I haven’t been able to find a lot of hard information on whether using round robin DNS will help make a web site more available in the face of server failures. Suppose I have two web servers in geographically separate data centers for maximum robustness in the face of problems. If one of those servers (or its entire data center) is down, I want users to automatically be directed to the other one.
At a low level, it’s clear that round robin DNS wouldn’t help with this. In round robin DNS you advertise multiple IP addresses for a single name. For example, you might say that “mysite.example.com” is at both addresses 192.168.2.3 (the server in one data center) and 192.168.3.2 (the server in the other data center). But when a program tries to connect to mysite.example.com it first asks the network API to give it the IP address for that name, this returns just one of those IP addresses, and the program uses that to connect to it. If that address happens to be for an unavailable server, the program’s request to the server will fail, even if there is a healthy server at one of the other addresses.
Of course, if you write the client program, you can make it work in this situation. You’d have your program ask the network API for all of the IP addresses associated with a name, and then your program can try them one at a time until it gets something to connect. But in the case of a web site, you haven’t written the client program. Microsoft or Mozilla or Google or Apple or Opera or some other group wrote it.
Wouldn’t it be great if those web browsers all worked that way? Wouldn’t it be great if you could find clear indications that they worked that way?
As it happens, it appears that the all do work that way, even though I have found it very hard to get clear confirmation that they are supposed to. I’ve found a few web pages that talk about browsers performing “client retry”, but not any kind of specification or promise. I’ve found many more pages saying to forget about using round robin DNS for this, and to use a load balancer or some other kind of proxy to distribute web requests to available servers. The problem with that is that you now have a new single point of failure (the load balancer) at a single location. It can be made very reliable, but can still fail and leave your users unable to connect. You can change your DNS entry to point to a new location, but that takes time to propagate (even longer than your DNS server says it should in the case of internet service providers who cache those addresses more aggressively than they should). There are routing protocols to force traffic for a specific IP address to a different location, but they’re too complicated for me and require a lot of low level routing privileges that we can’t expect to have. No, round robin DNS with clients smart enough to try each address if they need to, would be a real help here.

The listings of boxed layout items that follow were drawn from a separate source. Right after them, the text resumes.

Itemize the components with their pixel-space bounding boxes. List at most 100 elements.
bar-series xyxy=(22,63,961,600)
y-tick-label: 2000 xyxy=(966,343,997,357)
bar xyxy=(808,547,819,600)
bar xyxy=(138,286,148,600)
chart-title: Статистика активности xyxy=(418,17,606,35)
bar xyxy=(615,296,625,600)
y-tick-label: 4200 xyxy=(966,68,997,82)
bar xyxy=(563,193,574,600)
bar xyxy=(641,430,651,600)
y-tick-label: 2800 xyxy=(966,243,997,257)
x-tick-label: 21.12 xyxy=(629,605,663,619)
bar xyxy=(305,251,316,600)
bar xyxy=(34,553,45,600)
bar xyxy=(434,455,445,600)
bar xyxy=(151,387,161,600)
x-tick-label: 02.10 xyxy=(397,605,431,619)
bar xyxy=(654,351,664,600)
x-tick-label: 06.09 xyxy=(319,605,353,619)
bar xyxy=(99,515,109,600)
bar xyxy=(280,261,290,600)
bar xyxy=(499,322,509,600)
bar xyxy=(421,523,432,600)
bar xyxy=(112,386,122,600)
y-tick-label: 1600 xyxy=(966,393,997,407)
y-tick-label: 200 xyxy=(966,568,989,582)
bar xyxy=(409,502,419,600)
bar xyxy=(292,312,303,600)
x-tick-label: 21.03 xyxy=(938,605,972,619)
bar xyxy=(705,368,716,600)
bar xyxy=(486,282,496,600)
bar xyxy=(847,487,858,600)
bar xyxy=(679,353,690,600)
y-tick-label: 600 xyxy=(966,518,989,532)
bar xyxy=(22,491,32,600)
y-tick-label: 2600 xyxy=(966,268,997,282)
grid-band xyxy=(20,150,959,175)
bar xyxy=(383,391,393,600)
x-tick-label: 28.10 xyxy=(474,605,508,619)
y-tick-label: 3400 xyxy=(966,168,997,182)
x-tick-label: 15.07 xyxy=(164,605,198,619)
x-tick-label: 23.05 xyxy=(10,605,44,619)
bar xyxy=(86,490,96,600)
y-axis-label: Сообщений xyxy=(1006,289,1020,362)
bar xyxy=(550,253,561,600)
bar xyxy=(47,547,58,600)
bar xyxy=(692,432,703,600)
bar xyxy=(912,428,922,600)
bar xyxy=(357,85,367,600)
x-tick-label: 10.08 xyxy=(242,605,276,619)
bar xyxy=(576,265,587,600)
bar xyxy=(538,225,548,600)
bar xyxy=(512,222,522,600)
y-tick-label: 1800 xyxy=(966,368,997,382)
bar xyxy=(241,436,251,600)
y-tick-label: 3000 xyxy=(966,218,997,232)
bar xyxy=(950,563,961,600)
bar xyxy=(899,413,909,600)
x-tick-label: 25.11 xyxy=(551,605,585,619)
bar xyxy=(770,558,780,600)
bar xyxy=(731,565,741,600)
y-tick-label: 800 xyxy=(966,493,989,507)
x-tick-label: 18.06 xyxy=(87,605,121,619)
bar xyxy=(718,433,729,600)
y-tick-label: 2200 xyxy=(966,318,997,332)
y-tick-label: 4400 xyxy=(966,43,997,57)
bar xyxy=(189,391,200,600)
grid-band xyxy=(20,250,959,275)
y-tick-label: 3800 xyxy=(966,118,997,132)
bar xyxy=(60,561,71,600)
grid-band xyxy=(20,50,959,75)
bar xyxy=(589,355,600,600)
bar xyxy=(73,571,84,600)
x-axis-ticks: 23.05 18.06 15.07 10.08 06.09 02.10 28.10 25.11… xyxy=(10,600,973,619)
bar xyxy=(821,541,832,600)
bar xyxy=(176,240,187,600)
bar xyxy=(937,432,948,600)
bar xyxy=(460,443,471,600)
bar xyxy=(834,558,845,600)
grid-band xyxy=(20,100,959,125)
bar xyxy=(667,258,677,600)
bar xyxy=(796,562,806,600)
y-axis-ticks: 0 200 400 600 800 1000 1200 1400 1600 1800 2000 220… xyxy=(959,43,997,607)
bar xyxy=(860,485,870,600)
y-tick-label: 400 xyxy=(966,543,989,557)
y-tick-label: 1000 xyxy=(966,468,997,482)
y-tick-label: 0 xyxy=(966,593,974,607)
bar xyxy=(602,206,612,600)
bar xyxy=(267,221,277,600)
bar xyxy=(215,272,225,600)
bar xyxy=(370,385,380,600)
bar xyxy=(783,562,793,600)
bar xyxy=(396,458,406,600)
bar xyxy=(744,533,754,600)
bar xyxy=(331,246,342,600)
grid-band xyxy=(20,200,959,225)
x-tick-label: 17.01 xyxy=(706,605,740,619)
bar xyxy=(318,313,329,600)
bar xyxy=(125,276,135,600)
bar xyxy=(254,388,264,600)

Since I couldn’t get clear indications that this would work where I need it to, I set up a simple experiment to see how web browsers respond in this situation. I created web servers in Amazon’s Virginia and California regions, each returning a single web page. The one in Virginia returns a page saying “Eastern Server”, and the one in California returns a page saying “Western Server”. I then set up a round robin DNS entry pointing to those two IP addresses.
I opened the web page for the round robin name in the Chrome web browser, and got the page saying “Eastern Server”. I then shut down the web server that hosts that page, and refreshed the page. It instantly changed to a page showing “Western Server”. Which is exactly what I want! So I checked other web browsers, and every one I could easily check worked the same way:
- Chrome 11 on Windows 7
- Firefox 4.0 on Windows 7
- Internet Explorer 8 on Windows 7
- Opera 11 on Windows 7
- Safari 5 on Windows 7
- Internet Explorer 7 on Windows XP (after noticeable delay)
- Firefox 4.0 on Windows XP (after noticeable delay)
- Android native browser on Android 2.3.3
- iPhone native browser on iOS 4.3.3
- curl on Windows 7
- curl on Linux
- wget on Linux
- Python with urllib on Windows 7
Wow. Maybe the operating systems were doing this, not the clients? No. wget was talkative, and reported that the connection attempt failed on one IP address and that it retried on another. And Chrome’s developer tools Network tab showed the same thing: a request failing, and then being repeated with success the second time. Also, I was able to find an HTTP aware client that did not work this way: Perl with LWP::Simple on Windows 7.
So my conclusion: round robin DNS is not certain to always cause a web browser to fail over successfully when one of the servers is down, but it is very likely to work. If you want reliability over geographically separate server locations it seems like a good way to go. When you discover a server is down you should fix it immediately or update your DNS to no longer point to it, but until that happens, most of your users will continue to be able to connect and use your site via one of the other servers.
[Update] When I got home from the office, I tested a few more web clients:
- Logitech Revue Google TV
- Chromebook CR-48
- Samsung Galaxy Tab 10.1 running Honeycomb
- Nintendo Wii
- Amazon Kindle
It worked in every case but two. Make that every case but one and half. The Wii browser reported an unavailable page when refreshed with the previously displayed server down. A second click on the refresh button did cause it to switch to the live server, which I call at least a partial success. But the Kindle failed completely. Turning off the server it had connected to and then refreshing the browser got a message about an unreachable page, no matter how many times I clicked the reload button.
So if you’ve got a mission critical web application that you offer through round robin DNS, be sure to tell your Wii users to hit refresh a second time if there’s a page failure. And warn them to not rely on the Kindle’s web browser (which, to be fair, is still marked as an “Experimental” feature).